Problem 7. Assume that you are a US investor who has available $100,000,000 to invest for six months, and that the six-month interest rate is 5% in the US. In addition you know that the six-month interest rate in Italy is 4%. You also observe the following quotations: spot exchange rate USD 0.99 per 1 EUR and a six-month forward rate USD 1.01 per 1 EUR. Where should you invest to maximize the return of your investment? Explain the role of the appreciation/depreciation of the dollar in your answer. Is this forward rate an equilibrium rate?
Let’s consider that you are the manager of a multinational corporation that is not willing to be exposed to currency risk: what forward rate would be the equilibrium rate that covers against currency risk, given the same spot and interest rates?

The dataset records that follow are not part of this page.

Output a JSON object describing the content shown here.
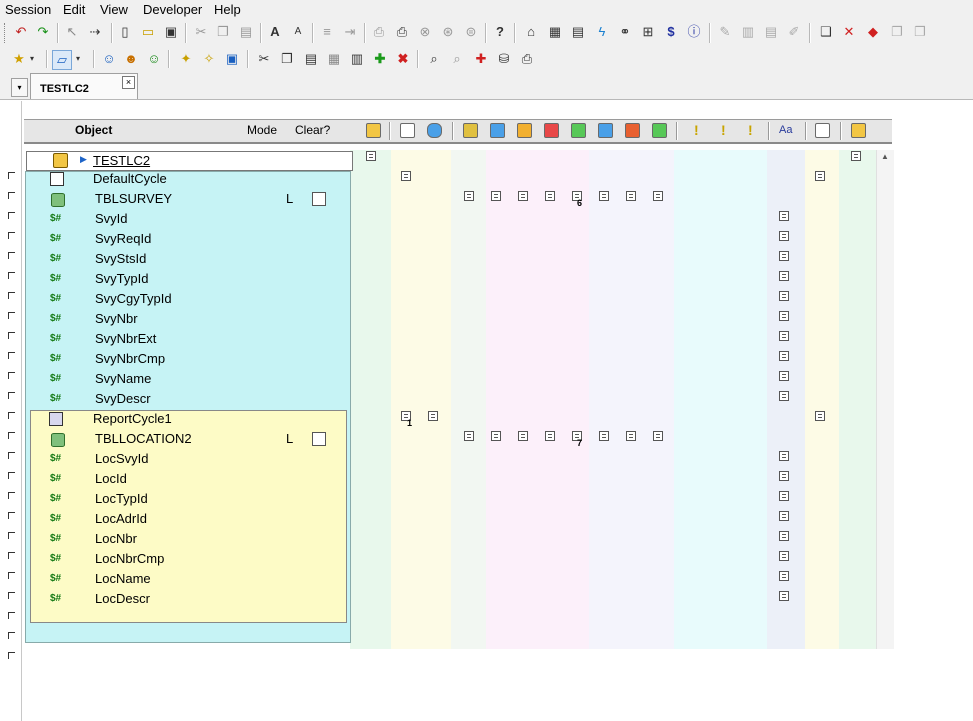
{
  "menu": [
    "Session",
    "Edit",
    "View",
    "Developer",
    "Help"
  ],
  "tab": {
    "label": "TESTLC2",
    "close_glyph": "×",
    "dropdown_glyph": "▾"
  },
  "headers": {
    "object": "Object",
    "mode": "Mode",
    "clear": "Clear?",
    "aa": "Aa"
  },
  "tree": {
    "root": "TESTLC2",
    "rows": [
      {
        "label": "DefaultCycle",
        "icon": "cycle-icon"
      },
      {
        "label": "TBLSURVEY",
        "icon": "table-icon",
        "mode": "L",
        "clear": true
      },
      {
        "label": "SvyId",
        "icon": "field-icon",
        "prefix": "$#"
      },
      {
        "label": "SvyReqId",
        "icon": "field-icon",
        "prefix": "$#"
      },
      {
        "label": "SvyStsId",
        "icon": "field-icon",
        "prefix": "$#"
      },
      {
        "label": "SvyTypId",
        "icon": "field-icon",
        "prefix": "$#"
      },
      {
        "label": "SvyCgyTypId",
        "icon": "field-icon",
        "prefix": "$#"
      },
      {
        "label": "SvyNbr",
        "icon": "field-icon",
        "prefix": "$#"
      },
      {
        "label": "SvyNbrExt",
        "icon": "field-icon",
        "prefix": "$#"
      },
      {
        "label": "SvyNbrCmp",
        "icon": "field-icon",
        "prefix": "$#"
      },
      {
        "label": "SvyName",
        "icon": "field-icon",
        "prefix": "$#"
      },
      {
        "label": "SvyDescr",
        "icon": "field-icon",
        "prefix": "$#"
      },
      {
        "label": "ReportCycle1",
        "icon": "report-cycle-icon"
      },
      {
        "label": "TBLLOCATION2",
        "icon": "table-icon",
        "mode": "L",
        "clear": true
      },
      {
        "label": "LocSvyId",
        "icon": "field-icon",
        "prefix": "$#"
      },
      {
        "label": "LocId",
        "icon": "field-icon",
        "prefix": "$#"
      },
      {
        "label": "LocTypId",
        "icon": "field-icon",
        "prefix": "$#"
      },
      {
        "label": "LocAdrId",
        "icon": "field-icon",
        "prefix": "$#"
      },
      {
        "label": "LocNbr",
        "icon": "field-icon",
        "prefix": "$#"
      },
      {
        "label": "LocNbrCmp",
        "icon": "field-icon",
        "prefix": "$#"
      },
      {
        "label": "LocName",
        "icon": "field-icon",
        "prefix": "$#"
      },
      {
        "label": "LocDescr",
        "icon": "field-icon",
        "prefix": "$#"
      }
    ]
  },
  "markers": {
    "row_6_label": "6",
    "row_7_label": "7",
    "row_1_label": "1"
  },
  "toolbar_icons": [
    "undo-icon",
    "redo-icon",
    "cut-select-icon",
    "move-icon",
    "new-icon",
    "open-icon",
    "save-icon",
    "scissors-icon",
    "copy-icon",
    "paste-icon",
    "font-larger-icon",
    "font-smaller-icon",
    "properties-icon",
    "help-icon"
  ]
}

Problem 8. . Law of 1 price.
a) A bottle of wine sells in Florence for 10 EUR . The same bottle is currently sold in London for GBP 12. The EUR/GBP exchange rate is 1.2. Does the law of one price hold in this example? If not, what would be the exchange rate such that the LOP holds? (assume no transportation costs and barriers to trade.)
b) Using the above example, how would arbitrage work in aligning the prices of the bottle of wine in either place until the law of one price holds?